Enaknya di pulau-pulau disana untuk snorkeling kalian tinggal berenang kedepan cottage kalian langsung dipertemukan dengan pemandangan bawah laut yang eksotis, tapi kalau kalian mau sewa kapal dan pergi ke spot snorkeling juga bisa  untuk sekali sewa biasanya dibandrol dengan harga Rp. 300k-350k sekali pergi (tapi karena artikel ini ditulis ditahun 2022 mungkin sudah ada kenaikan harga) dan kalian juga bisa patungan dengan wisatawan yang lain untuk menyewa kapal untuk dapat harga yang murah besti. 

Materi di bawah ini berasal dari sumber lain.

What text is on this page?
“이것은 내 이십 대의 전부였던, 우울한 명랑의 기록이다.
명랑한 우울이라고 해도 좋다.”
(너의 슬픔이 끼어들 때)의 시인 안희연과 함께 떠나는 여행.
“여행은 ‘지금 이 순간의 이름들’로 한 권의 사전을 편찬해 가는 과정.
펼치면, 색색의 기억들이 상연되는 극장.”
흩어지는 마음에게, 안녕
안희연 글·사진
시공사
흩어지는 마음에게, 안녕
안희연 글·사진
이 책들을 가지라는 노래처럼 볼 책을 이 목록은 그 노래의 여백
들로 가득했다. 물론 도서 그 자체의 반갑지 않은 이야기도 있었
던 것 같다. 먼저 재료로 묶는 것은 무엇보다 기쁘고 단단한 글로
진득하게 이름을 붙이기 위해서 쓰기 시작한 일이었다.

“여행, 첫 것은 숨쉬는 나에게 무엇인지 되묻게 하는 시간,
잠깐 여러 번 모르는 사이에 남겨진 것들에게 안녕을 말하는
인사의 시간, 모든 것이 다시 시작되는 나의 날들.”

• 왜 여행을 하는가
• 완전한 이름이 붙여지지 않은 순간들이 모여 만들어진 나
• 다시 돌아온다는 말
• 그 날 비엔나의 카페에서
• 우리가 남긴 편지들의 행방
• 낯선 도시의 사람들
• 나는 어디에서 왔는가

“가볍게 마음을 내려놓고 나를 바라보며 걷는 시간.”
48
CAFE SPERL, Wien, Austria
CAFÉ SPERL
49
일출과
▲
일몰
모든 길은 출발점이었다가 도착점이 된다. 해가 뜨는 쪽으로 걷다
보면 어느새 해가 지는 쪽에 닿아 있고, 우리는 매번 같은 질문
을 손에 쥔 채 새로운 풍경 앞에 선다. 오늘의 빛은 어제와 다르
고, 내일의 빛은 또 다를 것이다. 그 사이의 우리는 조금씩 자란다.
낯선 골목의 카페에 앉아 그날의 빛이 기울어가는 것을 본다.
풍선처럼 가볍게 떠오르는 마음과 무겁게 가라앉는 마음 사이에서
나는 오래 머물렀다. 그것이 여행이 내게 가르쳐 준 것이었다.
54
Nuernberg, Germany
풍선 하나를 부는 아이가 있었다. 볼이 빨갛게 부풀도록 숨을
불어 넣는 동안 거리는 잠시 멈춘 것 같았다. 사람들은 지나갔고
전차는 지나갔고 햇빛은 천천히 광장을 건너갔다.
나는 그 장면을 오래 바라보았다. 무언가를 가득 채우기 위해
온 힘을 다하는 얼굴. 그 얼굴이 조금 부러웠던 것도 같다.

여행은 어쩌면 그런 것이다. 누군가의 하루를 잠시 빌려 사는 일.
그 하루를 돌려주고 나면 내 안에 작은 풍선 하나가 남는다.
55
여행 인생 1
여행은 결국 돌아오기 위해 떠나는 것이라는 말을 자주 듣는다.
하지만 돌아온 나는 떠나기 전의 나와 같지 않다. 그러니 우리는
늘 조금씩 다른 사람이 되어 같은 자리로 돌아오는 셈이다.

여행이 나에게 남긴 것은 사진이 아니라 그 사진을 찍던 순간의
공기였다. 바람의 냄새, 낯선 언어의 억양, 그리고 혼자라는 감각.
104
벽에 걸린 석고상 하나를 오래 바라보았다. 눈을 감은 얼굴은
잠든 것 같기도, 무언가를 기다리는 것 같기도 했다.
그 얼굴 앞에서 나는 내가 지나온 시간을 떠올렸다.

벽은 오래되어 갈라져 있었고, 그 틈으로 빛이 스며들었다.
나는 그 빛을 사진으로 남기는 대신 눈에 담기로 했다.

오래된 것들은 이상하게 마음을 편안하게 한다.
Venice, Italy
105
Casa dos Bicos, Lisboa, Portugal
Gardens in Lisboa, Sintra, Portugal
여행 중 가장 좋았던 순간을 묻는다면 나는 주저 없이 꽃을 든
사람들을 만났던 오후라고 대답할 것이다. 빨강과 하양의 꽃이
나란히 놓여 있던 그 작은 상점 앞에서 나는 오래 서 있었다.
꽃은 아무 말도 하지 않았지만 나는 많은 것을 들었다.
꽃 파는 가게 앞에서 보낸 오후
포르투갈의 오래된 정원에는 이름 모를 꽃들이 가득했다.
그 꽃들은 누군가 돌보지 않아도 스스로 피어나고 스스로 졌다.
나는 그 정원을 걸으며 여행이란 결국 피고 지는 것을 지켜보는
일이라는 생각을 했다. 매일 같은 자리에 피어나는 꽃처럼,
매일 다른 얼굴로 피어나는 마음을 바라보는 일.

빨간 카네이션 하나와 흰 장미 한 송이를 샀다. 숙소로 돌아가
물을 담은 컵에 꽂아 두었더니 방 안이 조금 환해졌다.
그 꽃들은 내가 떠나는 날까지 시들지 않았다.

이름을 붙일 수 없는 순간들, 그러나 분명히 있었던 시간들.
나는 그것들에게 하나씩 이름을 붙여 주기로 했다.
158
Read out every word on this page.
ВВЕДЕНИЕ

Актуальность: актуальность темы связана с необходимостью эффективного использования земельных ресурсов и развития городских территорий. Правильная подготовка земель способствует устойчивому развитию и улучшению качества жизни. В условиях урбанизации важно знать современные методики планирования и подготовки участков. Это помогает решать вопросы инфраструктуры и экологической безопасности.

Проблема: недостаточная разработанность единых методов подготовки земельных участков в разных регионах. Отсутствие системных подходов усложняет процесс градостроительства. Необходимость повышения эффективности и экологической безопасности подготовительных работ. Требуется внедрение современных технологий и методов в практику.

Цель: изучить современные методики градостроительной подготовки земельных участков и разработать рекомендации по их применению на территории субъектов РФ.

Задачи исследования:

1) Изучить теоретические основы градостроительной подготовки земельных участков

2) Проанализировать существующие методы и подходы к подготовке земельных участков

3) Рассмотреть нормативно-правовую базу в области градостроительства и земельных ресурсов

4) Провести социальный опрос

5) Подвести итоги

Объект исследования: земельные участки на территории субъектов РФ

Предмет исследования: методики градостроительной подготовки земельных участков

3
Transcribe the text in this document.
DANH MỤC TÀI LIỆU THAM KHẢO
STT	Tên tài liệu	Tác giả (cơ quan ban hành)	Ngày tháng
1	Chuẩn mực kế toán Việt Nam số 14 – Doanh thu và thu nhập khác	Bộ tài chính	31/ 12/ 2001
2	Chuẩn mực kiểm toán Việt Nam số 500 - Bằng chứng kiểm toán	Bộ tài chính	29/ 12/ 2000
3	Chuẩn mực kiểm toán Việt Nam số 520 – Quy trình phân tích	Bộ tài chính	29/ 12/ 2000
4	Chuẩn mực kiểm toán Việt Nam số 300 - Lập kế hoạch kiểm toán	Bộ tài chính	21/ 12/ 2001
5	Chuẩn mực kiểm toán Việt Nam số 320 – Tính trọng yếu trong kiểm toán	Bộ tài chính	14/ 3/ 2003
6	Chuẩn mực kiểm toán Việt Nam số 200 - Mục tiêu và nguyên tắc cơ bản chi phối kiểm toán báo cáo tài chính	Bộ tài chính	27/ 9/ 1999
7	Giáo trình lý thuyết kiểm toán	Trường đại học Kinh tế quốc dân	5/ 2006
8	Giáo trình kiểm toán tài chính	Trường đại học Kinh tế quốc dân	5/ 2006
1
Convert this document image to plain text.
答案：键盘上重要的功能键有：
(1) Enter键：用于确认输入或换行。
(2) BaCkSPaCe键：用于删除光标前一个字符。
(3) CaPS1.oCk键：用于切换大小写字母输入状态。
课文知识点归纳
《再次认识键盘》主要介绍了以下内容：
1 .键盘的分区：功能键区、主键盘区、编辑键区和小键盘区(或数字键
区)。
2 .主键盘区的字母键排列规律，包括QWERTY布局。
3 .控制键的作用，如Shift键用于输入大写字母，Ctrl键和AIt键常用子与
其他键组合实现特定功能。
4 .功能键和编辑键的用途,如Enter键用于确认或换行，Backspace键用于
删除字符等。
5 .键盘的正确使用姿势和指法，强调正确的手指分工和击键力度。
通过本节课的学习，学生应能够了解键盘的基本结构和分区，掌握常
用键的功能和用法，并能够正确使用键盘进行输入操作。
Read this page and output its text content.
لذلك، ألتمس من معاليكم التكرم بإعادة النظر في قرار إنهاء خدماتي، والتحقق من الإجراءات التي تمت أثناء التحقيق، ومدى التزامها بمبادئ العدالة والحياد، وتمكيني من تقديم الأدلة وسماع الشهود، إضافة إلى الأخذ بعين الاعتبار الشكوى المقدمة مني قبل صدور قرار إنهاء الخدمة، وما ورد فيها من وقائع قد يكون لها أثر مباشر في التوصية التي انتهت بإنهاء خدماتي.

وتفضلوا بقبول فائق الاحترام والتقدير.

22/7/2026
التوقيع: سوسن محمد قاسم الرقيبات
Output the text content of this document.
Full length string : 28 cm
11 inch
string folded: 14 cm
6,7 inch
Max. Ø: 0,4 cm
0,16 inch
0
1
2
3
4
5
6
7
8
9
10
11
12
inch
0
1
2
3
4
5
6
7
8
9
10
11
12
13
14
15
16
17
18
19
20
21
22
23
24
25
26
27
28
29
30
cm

Oh iya di sana tidak ada jaringan, jadi buat kalian yang ingin escape dari reality bagus banget, tapi buat kalian yang jalan-jalan sambil kerja, sangat tidak di rekomendasikan. Selain susah jaringan, listrik juga hanya menggunakan generator yang menyala hanya pada malam hari dan saat-saat dibutuhkan saja

Untuk penyewaan alat snorkeling di bandreol dengan harga Rp 35k perhari, diving Rp. 700k/orang dan sudah lengkap dengan instrukturnya. Satu lagi yang penting nih harga bir bintang disana untuk ukuran 620 ml Rp 65k. 

Harapanku adalah suatu saat aku masih akan mengunjungi tempat-tempat ini, ditempat ini aku pertama kali merasakan lagi bagaimana rasanya hidup tanpa jaringan internet yang membuat kita tidak punya opsi lain, selain berbicara dengan orang-orang yang kita temui, aku menghabiskan 6 hari di kepulauan Togean.